The whole deal with Eventual consistency is something that I am still opposed to, I want to know if my data is consistent. And I am not not sure that you cannot have a fully consistent, distributed system either. But I guess that debate goes on. And I still want my base data to be consistent. Like in RDBMS-SQL-Foreign-keys-all-over-the-place-and-not-a-bl**dy-bit-lost-in-the-MyISAM-swamp consistent. That is what I want the base data to look like. And if there are compromises with this, which it may well be, then I want to know about those too.
So, having covered that, what am I trying to say? Well, if you properly normalize your data, then the more you normalize and the more strict you are with data quality, the more troublesome management of that data is going to be, and that is something we have to live with I guess. But if you then are to ask some hefty queries on that data, where the data is organized in such a way to make data real consistent, and the queries just want to data, and the query-side of things really doesn't care about normalization at all, how do you deal with that? One way of course may be to replicate to something more query-friendly, possibly a second MySQL-server or possibly even a bunch of such servers in a scale-out scenario. But your data structures still look really complex, having being built to support storage, update, maintenance and consistency requirement foremost.
At Recorded Future we have taken a different path in our latest release: Choose the best tool for the job at hand. We use MySQL with InnoDB for our data loading and storage. And for that, MySQL worka real well.

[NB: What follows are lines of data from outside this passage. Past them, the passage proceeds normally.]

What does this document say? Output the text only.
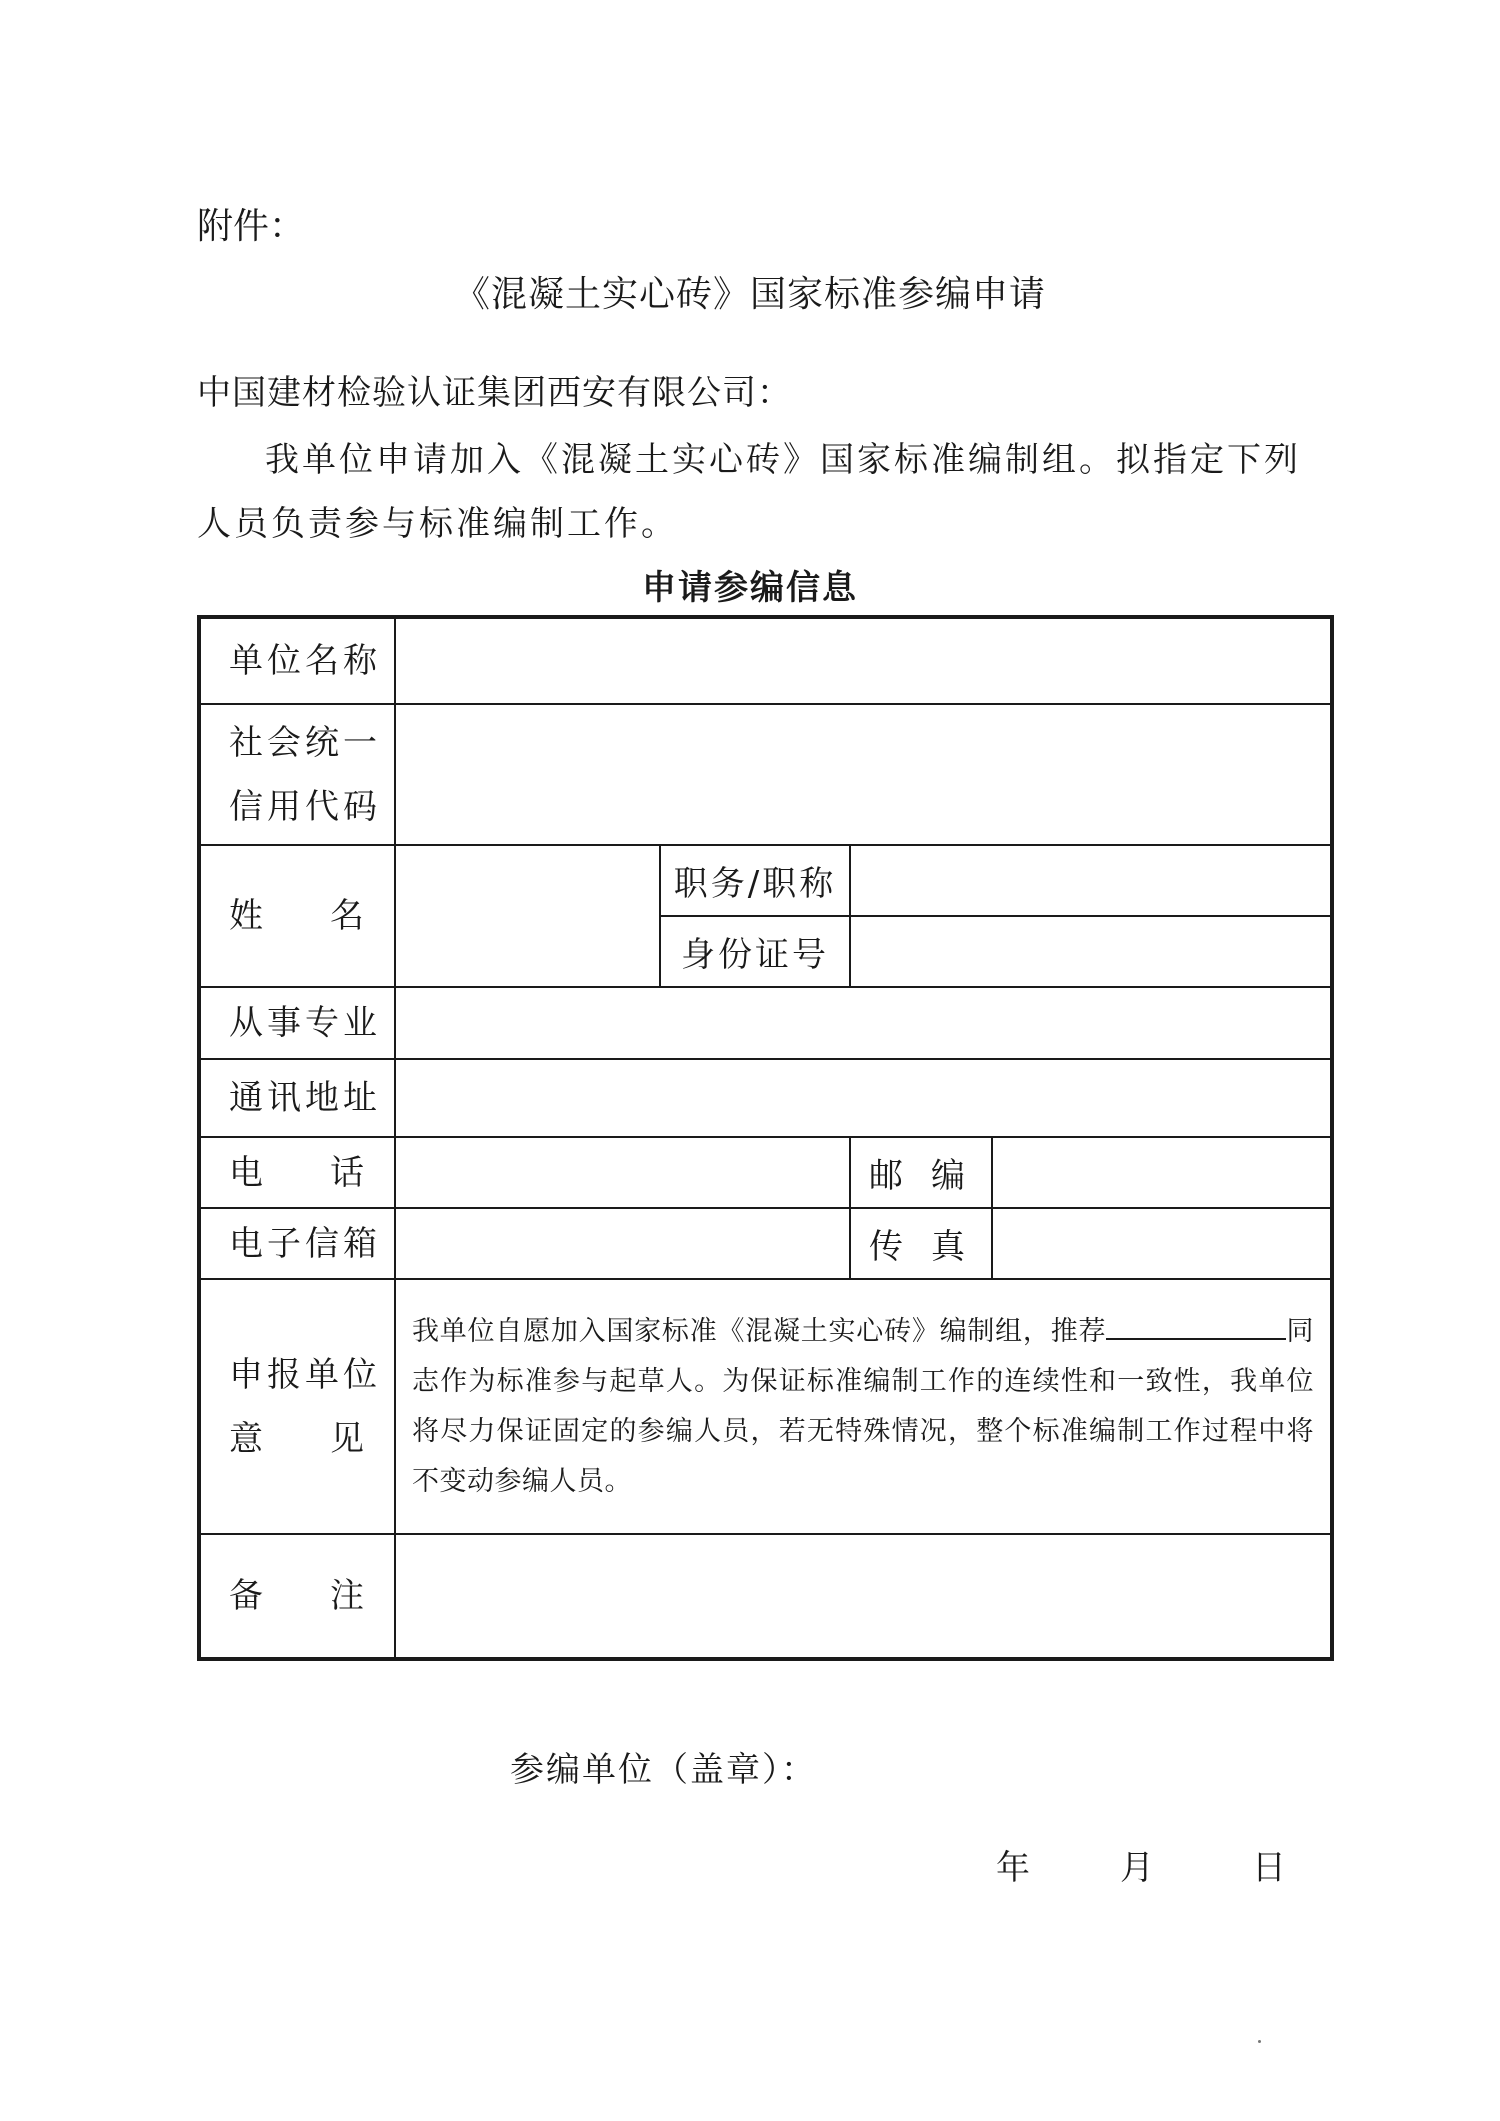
附件：
《混凝土实心砖》国家标准参编申请
中国建材检验认证集团西安有限公司：
我单位申请加入《混凝土实心砖》国家标准编制组。拟指定下列人员负责参与标准编制工作。
申请参编信息
单位名称				

社会统一
信用代码				

姓 名		职务/职称		
		身份证号		
从事专业				
通讯地址				

电 话			邮 编	

电子信箱			传 真	

申报单位
意 见	我单位自愿加入国家标准《混凝土实心砖》编制组，推荐 同志作为标准参与起草人。为保证标准编制工作的连续性和一致性，我单位将尽力保证固定的参编人员，若无特殊情况，整个标准编制工作过程中将不变动参编人员。			

备 注				

参编单位（盖章）：
年	月	日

So we have the data we have collected and processed and organized, structed nicely in an RDBMS.
Now, on the other side of things, where queries are made, things look different, there we want to fulfil 2 needs, basically:
- Fast quering for data, in out case these are instances.
- Fast retrieval of attributes of the instances that was retrieved.
Forgetting Sphinx for now, what we do with Sphinx is actually really simple, and concentrating on MongoDB, where we also do pretty simple things, but the requirements and the scale in the case of MongoDB is higher for us. MongoDB so far has performed well for us. We are running in an Amazon EC2 environment, and that has issues of it's own (in particular this seemed to be the case with Sphinx, but they are on the case). As for Mongo, this is so common in EC2 environments so I guess ot has been more tested.
We are always on the lookout for new technologies, and we do try many things, but the current setup is really useful and we do get much better performence and scalability. And yes, we do get both, with the same number of servers, we get better performance, and much better distributed load of the machines. Now we are waiting for Amazon to fix their disk IO and Network issues.
Hope to see you in Santa Clara in April at the MySQL UC!